La romancière et dramaturge a écrit « Je suis une fille sans histoire » et interprète ce monologue en se mettant elle-même en scène, dans un décor de Marc Lainé.

En ces jours de précoce canicule, découvrir un igloo, fût-il de papier, devrait rasséréner le public de la petite salle du Rond-Point. Celle qui est sous le toit et où il ne semble pas y avoir de climatisation…Les feuilles de salle ont servi d’éventail et, dans un gradin bourré, des jeunes de seconde et des moins jeunes, chacun est demeuré très attentif.

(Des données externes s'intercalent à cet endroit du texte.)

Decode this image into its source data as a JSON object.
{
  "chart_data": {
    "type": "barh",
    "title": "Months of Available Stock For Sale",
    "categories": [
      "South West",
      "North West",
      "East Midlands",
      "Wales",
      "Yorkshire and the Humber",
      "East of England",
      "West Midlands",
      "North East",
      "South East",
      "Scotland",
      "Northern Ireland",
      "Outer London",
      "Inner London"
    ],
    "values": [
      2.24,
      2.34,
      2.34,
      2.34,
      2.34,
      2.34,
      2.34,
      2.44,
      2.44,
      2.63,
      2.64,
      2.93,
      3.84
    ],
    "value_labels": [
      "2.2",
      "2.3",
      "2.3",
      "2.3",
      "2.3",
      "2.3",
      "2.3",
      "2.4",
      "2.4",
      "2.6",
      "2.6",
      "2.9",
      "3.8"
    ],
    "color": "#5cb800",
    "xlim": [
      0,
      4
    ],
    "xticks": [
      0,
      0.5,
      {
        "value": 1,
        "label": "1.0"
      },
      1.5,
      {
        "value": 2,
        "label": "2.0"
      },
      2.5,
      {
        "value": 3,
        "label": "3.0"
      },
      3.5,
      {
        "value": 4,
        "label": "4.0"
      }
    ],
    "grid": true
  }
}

Alice Zeniter est bien entourée : scénographie, lumières, regard extérieur, etc…Elle ne s’aventure pas sans filet. Elle a du charme, une voix bien placée et dans le petit espace de la salle Roland-Topor, on est assez proche pour saisir son regard.

Mais qu’est-ce que c’est que cet hideux micro ? N’y avait-il pas moyen d’être plus discrètement soutenue ? Ce micro dérange. Cela donne tout de suite une couleur de conférence à ce moment pourtant bien imaginé scénographiquement par Marc Lainé.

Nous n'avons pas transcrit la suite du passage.